Invading a newspaper office and slaughtering the people who work there, in response to its satires of your religious heroes, does appear, at least on the surface, to be an attack on free speech. Even President Obama, who has been reluctant to say anything that could possibly be considered critical of Islamists, and whose administration tried mightily to blame the Benghazi disaster on an idiot whose so-called movie had supposedly hurt Islamic feelings, immediately stood up and said that what happened in Paris was “an attack on free speech.”

Now, what are the greatest dangers to free speech in the world today?

One is political Islam, in most of its forms. A prominent CNN commentator, a twit named Bobby Ghosh, took care to emphasize the idea that “everyone across the Muslim world agrees that this [the terrorist attack] is not an appropriate response” to critiques of Muhammed and his faith. This idiotic remark went unchallenged by the network’s other twits. But while some Muslim governments have criticized the Paris terrorists, their objection boils down to an attempt to exclude interlopers from their own campaign against freedom. What would have happened to the staff of Charlie Hebdo if they had performed even one satire of Islam within the territory of an Islamic state? They would have been lucky, very lucky, to escape with their lives. There is one successful secular state in the Islamic world, and that is Turkey; and the Turkish government just granted its first permission since 1923 for a Christian church to be built in its domain.

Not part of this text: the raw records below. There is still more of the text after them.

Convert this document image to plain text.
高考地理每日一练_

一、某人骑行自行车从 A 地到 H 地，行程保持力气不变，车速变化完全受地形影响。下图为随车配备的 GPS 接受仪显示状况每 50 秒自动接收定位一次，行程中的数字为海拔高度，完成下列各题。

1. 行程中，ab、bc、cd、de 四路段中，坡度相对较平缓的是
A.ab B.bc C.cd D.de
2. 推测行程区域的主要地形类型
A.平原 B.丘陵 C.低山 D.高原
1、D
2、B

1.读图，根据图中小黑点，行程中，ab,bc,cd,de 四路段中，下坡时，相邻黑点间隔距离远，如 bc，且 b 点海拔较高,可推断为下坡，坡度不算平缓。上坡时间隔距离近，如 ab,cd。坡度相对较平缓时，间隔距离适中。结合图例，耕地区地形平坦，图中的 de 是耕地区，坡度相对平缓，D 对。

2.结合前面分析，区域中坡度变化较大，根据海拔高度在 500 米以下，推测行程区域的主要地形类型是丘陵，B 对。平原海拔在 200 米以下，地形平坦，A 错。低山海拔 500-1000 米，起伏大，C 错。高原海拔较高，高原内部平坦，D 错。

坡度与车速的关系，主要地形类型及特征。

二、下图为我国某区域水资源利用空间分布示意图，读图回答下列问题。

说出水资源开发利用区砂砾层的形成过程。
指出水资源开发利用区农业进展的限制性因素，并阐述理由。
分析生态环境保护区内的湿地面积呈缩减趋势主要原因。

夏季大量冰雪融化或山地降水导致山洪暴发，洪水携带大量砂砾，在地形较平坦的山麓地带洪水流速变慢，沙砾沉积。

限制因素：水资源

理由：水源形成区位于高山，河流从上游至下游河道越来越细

But don’t just blame the Muslims. Western European cultures have never quite gotten the point about the right to free speech. For centuries England has been noted for government pre-censorship of the press and for weird libel laws that allow anyone with hurt feelings to take the nearest free speaker to court. England is the place where the star of an American TV crime show (Telly Savalas) successfully sued a paper for saying that his singing was no good. The other Western European countries have a panoply of hate-speech laws that allow people to be sent to jail simply for what they say or write.

And don’t just blame the Europeans. How long, O Lord, has political correctness been surging in America? It probably started in the 1960s, when leftists sold the idea that it was vicious persecution to call someone a Communist simply because he was a Communist. Senator McCarthy is dead, but anti-McCarthyism still has long teeth. Then came the idea that no one’s feelings should be hurt, and that anyone represented by a pressure group got to decide what is meant by “hurt.” Almost everyone knows, regrets, and laughs at political correctness — but it grows upon us daily. Even the New York cops, a tough bunch if ever there was one, now complain that Mayor De Blasio (admittedly a complete jackass) didn’t simply endanger their lives but went so far as to hurt their feelings.

Don’t just blame the Muslims. Western European cultures have never quite gotten the point about the right to free speech.

We can’t do much about religious fanatics in other lands, but we can do something to clarify our own attitudes. The next time somebody talks about how he’s in favor of “responsible free speech” or “protected free speech” or “speech that is free in the political arena” — all of which means that free speech is not a right but just something you may be allowed if you have a good purpose and don’t “hurt” other people — repeat what Isabel Paterson said: “When we say free speech, we mean free speech, even if you don't know what we mean.”